High throughput and low latency place conflicting demands on hardware: throughput wants massive floating-point compute, while low latency wants extremely high bandwidth. There is only so much space on a chip for compute and memory. Nvidia’s answer for the highest-value inference tier is to combine two very different architectures. It licensed technology from the team that built Groq processors and integrated it into the system design. The result significantly improves the top tier of inference workloads, increasing performance by about 35×.
If most workloads need very high throughput, a data centre might run entirely on the Vera Rubin architecture. But if part of the workload involves high-value coding tasks or extremely fast token generation, then it can make sense to allocate perhaps 25% of the infrastructure to Groq-based systems, while the rest remains Rubin-based. That combination extends both performance and economic value.
Why Groq is different
A Groq processor is a deterministic dataflow processor. It is statically compiled and compiler scheduled: the compiler determines in advance exactly when data arrives and when computation occurs. There is no dynamic scheduling at runtime. The architecture also includes large amounts of on-chip SRAM and is designed specifically for inference workloads — which is exactly the workload that dominates AI factories today.

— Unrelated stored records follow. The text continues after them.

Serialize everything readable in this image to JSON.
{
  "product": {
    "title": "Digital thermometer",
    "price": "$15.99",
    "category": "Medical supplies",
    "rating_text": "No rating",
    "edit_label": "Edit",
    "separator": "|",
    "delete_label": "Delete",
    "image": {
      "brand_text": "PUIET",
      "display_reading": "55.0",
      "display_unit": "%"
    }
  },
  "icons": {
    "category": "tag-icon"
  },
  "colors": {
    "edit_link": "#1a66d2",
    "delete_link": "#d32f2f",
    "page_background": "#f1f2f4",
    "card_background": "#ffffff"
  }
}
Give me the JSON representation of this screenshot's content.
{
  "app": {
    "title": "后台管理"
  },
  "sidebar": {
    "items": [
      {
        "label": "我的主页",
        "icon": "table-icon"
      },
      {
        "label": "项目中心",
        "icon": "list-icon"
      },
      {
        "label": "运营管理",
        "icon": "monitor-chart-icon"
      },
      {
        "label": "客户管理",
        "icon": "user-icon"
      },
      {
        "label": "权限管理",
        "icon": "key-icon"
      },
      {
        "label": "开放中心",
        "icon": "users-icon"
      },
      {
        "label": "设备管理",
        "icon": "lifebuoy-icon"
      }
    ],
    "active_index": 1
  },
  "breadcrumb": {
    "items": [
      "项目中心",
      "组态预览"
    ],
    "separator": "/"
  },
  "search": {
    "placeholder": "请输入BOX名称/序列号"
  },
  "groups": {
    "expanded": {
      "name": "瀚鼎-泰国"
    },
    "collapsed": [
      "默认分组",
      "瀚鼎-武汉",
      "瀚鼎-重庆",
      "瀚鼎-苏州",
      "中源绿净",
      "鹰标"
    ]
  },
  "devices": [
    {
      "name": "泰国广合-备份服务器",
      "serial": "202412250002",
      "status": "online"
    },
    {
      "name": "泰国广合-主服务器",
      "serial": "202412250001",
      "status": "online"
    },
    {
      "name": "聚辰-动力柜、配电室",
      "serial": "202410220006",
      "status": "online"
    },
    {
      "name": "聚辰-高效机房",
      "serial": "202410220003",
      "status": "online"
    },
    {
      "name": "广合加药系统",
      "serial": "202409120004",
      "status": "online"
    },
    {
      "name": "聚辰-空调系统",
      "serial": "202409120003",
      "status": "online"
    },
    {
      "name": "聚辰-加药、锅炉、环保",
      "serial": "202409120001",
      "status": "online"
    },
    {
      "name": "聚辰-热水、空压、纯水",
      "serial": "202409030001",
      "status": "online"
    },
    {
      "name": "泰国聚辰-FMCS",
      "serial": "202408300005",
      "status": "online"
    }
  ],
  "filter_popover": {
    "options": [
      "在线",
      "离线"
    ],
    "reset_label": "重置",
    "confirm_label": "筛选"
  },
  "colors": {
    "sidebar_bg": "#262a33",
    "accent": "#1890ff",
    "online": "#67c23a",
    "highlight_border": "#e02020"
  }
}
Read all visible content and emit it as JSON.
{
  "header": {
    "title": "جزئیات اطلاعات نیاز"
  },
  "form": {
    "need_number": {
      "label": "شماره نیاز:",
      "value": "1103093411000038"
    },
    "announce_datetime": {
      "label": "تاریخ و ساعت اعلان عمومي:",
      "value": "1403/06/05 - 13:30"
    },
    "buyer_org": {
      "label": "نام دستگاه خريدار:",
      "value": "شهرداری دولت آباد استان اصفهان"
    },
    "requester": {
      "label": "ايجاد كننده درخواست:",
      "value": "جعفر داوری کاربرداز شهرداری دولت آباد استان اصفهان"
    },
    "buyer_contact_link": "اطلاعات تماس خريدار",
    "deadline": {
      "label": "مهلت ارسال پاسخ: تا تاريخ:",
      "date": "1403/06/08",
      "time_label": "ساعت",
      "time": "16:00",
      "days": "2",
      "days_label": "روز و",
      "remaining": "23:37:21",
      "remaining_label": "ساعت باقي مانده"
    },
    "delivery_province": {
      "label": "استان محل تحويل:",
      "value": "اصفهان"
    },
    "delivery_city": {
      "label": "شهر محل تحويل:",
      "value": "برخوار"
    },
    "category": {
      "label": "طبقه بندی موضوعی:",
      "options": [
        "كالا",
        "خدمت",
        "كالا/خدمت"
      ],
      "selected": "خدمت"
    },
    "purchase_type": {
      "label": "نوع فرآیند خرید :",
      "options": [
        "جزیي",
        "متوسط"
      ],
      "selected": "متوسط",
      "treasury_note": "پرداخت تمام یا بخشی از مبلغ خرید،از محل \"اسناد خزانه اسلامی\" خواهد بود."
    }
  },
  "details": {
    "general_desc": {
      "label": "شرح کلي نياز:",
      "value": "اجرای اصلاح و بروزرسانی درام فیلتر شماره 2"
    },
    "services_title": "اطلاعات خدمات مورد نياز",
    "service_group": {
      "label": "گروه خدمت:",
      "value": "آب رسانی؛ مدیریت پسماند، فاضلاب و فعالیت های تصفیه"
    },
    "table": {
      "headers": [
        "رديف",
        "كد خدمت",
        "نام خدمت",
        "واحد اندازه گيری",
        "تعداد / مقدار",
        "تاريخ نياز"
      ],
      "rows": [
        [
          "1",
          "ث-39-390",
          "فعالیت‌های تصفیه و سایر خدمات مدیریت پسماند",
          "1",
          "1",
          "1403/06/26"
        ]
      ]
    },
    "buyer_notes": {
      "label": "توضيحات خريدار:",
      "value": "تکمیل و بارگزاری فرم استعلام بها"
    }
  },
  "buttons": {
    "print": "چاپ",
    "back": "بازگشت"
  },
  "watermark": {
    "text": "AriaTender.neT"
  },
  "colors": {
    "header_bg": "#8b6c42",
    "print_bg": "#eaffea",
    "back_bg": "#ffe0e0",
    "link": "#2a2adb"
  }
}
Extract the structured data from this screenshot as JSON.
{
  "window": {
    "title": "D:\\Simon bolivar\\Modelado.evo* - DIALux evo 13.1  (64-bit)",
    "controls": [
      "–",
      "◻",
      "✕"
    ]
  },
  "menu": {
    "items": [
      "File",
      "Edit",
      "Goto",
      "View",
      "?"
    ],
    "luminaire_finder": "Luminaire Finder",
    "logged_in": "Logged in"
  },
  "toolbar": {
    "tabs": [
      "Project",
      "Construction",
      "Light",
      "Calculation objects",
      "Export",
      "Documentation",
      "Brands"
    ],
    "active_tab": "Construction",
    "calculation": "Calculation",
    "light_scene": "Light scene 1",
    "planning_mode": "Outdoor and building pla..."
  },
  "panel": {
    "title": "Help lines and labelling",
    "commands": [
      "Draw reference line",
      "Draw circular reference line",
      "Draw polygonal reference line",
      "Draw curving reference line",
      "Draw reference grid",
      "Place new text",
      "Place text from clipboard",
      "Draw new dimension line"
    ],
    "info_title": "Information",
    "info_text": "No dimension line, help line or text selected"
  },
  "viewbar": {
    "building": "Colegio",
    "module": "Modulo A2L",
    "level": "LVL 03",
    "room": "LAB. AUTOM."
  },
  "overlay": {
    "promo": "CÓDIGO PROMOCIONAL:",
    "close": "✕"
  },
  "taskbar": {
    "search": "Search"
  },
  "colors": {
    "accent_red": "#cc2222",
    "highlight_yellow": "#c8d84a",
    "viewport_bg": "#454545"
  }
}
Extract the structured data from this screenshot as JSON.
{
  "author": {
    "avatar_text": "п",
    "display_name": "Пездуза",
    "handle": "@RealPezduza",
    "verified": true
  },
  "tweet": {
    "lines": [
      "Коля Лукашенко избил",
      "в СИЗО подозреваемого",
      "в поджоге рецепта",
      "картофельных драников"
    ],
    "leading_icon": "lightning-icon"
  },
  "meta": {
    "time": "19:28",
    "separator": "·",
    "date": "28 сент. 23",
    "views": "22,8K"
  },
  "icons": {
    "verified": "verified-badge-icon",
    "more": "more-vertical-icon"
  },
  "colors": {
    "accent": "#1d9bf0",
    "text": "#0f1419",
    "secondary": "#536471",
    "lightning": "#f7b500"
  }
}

The difference between the chips is significant. A Groq LP300 chip contains roughly 500 MB of SRAM, while a Vera Rubin GPU can access far larger memory capacity — hundreds of gigabytes for model parameters and context. Large models with trillions of parameters require massive memory and large KV caches during inference. No single LP300 can hold that; the system needs a way to split the work so that each processor does what it does best.
Dynamo: prefill on Rubin, decode on Groq
To solve this, Nvidia introduced a new software layer called Dynamo. Instead of running inference in a single monolithic pipeline, Dynamo reorganises the inference process so that different parts run on different processors. High-throughput tasks run on the Vera Rubin GPUs, while low-latency decoding tasks run on Groq processors.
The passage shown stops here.